Your personal Gladia API key

Body

application/json
encoding
enum<string>
default: wav/pcm

The encoding format of the audio stream. Supported formats:

  • PCM: 8, 16, 24, and 32 bits
  • A-law: 8 bits
  • μ-law: 8 bits

Note: No need to add WAV headers to raw audio as the API supports both formats.

Available options:
wav/pcm,
wav/alaw,
wav/ulaw
bit_depth
enum<number>
default: 16

The bit depth of the audio stream

Available options:
8,
16,
24,
32
sample_rate
enum<number>
default: 16000

The sample rate of the audio stream

Available options:
8000,
16000,
32000,
44100,
48000
channels
integer
default: 1

The number of channels of the audio stream

Required range: 1 < x < 8
custom_metadata
object

Custom metadata you can attach to this live transcription

endpointing
number
default: 0.3

The endpointing duration in seconds.

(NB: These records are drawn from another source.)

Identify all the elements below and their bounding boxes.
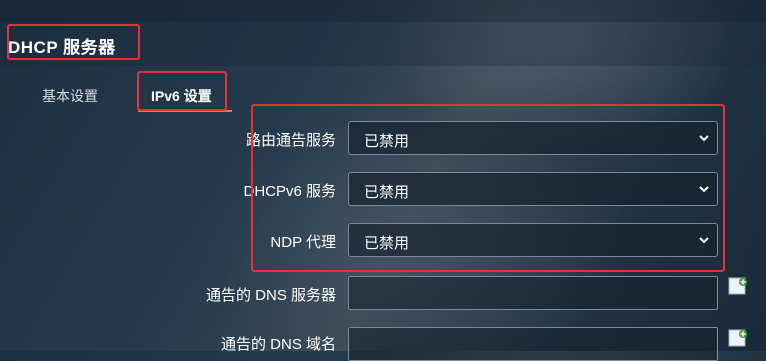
highlight-box-title — [7, 24, 140, 60]
highlight-box-services — [251, 104, 725, 272]
dns-servers-label: 通告的 DNS 服务器 — [205, 287, 336, 304]
dns-domain-input[interactable] — [348, 327, 718, 361]
background-top-band — [0, 0, 766, 22]
add-item-icon[interactable] — [728, 329, 748, 349]
dns-servers-input[interactable] — [348, 276, 718, 310]
tab-basic-settings[interactable]: 基本设置 — [42, 86, 98, 106]
add-item-icon[interactable] — [728, 277, 748, 297]
highlight-box-tab — [137, 71, 227, 111]
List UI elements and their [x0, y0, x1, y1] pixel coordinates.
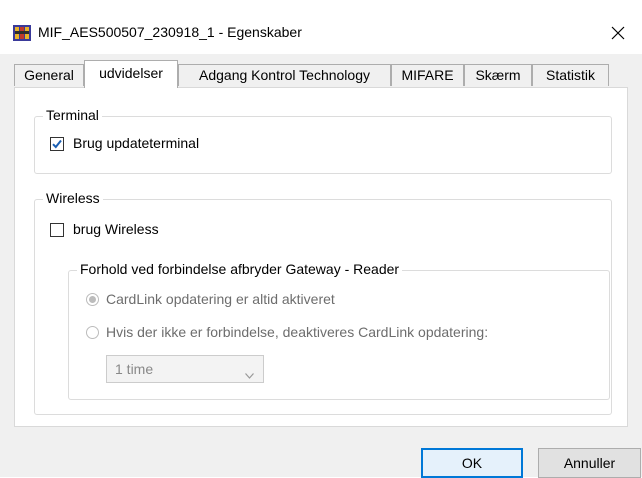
- use-wireless-checkbox[interactable]: [50, 223, 64, 237]
- app-icon: [13, 25, 31, 41]
- radio-always-active[interactable]: [86, 293, 99, 306]
- tab-mifare[interactable]: MIFARE: [391, 64, 464, 86]
- duration-select[interactable]: 1 time: [106, 355, 264, 383]
- wireless-group-label: Wireless: [43, 190, 103, 206]
- tab-adgang-kontrol-technology[interactable]: Adgang Kontrol Technology: [178, 64, 391, 86]
- terminal-group: Terminal Brug updateterminal: [34, 107, 612, 174]
- cancel-button[interactable]: Annuller: [538, 448, 641, 478]
- tab-udvidelser[interactable]: udvidelser: [84, 60, 178, 88]
- wireless-group: Wireless brug Wireless Forhold ved forbi…: [34, 190, 612, 415]
- properties-dialog: MIF_AES500507_230918_1 - Egenskaber Gene…: [0, 0, 642, 478]
- tab-skaerm[interactable]: Skærm: [464, 64, 532, 86]
- title-bar: MIF_AES500507_230918_1 - Egenskaber: [0, 0, 642, 54]
- radio-always-active-label: CardLink opdatering er altid aktiveret: [106, 291, 335, 307]
- ok-button[interactable]: OK: [421, 448, 523, 478]
- use-updateterminal-label: Brug updateterminal: [73, 135, 200, 151]
- connection-group-label: Forhold ved forbindelse afbryder Gateway…: [77, 261, 403, 277]
- tab-general[interactable]: General: [14, 64, 84, 86]
- chevron-down-icon: [245, 366, 254, 382]
- close-icon: [611, 26, 625, 40]
- connection-group: Forhold ved forbindelse afbryder Gateway…: [68, 261, 610, 400]
- duration-select-value: 1 time: [115, 361, 154, 377]
- radio-deactivate[interactable]: [86, 326, 99, 339]
- use-updateterminal-checkbox[interactable]: [50, 137, 64, 151]
- radio-selected-dot: [89, 296, 96, 303]
- close-button[interactable]: [600, 18, 636, 48]
- checkmark-icon: [52, 139, 62, 149]
- window-title: MIF_AES500507_230918_1 - Egenskaber: [38, 24, 302, 40]
- tab-statistik[interactable]: Statistik: [532, 64, 609, 86]
- terminal-group-label: Terminal: [43, 107, 102, 123]
- use-wireless-label: brug Wireless: [73, 221, 159, 237]
- radio-deactivate-label: Hvis der ikke er forbindelse, deaktivere…: [106, 324, 489, 340]
- tab-panel-udvidelser: Terminal Brug updateterminal Wireless br…: [14, 87, 628, 427]
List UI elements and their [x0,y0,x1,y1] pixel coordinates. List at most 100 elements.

Endpointing is the duration of silence which will cause an utterance to be considered as finished

Required range: 0.01 < x < 10
maximum_duration_without_endpointing
number
default: 30

The maximum duration in seconds without endpointing. If endpointing is not detected after this duration, current utterance will be considered as finished

Required range: 5 < x < 60
language_config
object

Specify the language configuration

pre_processing
object

Specify the pre-processing configuration

realtime_processing
object

Specify the realtime processing configuration

post_processing
object

Specify the post-processing configuration

messages_config
object

Specify the websocket messages configuration

callback
boolean
default: false

If true, messages will be sent to configured url.

callback_config
object

Specify the callback configuration

Response

201 - application/json
id
string
required

Id of the job

url
string
required

The websocket url to connect to for sending audio data. The url will contain the temporary token to authenticate the session.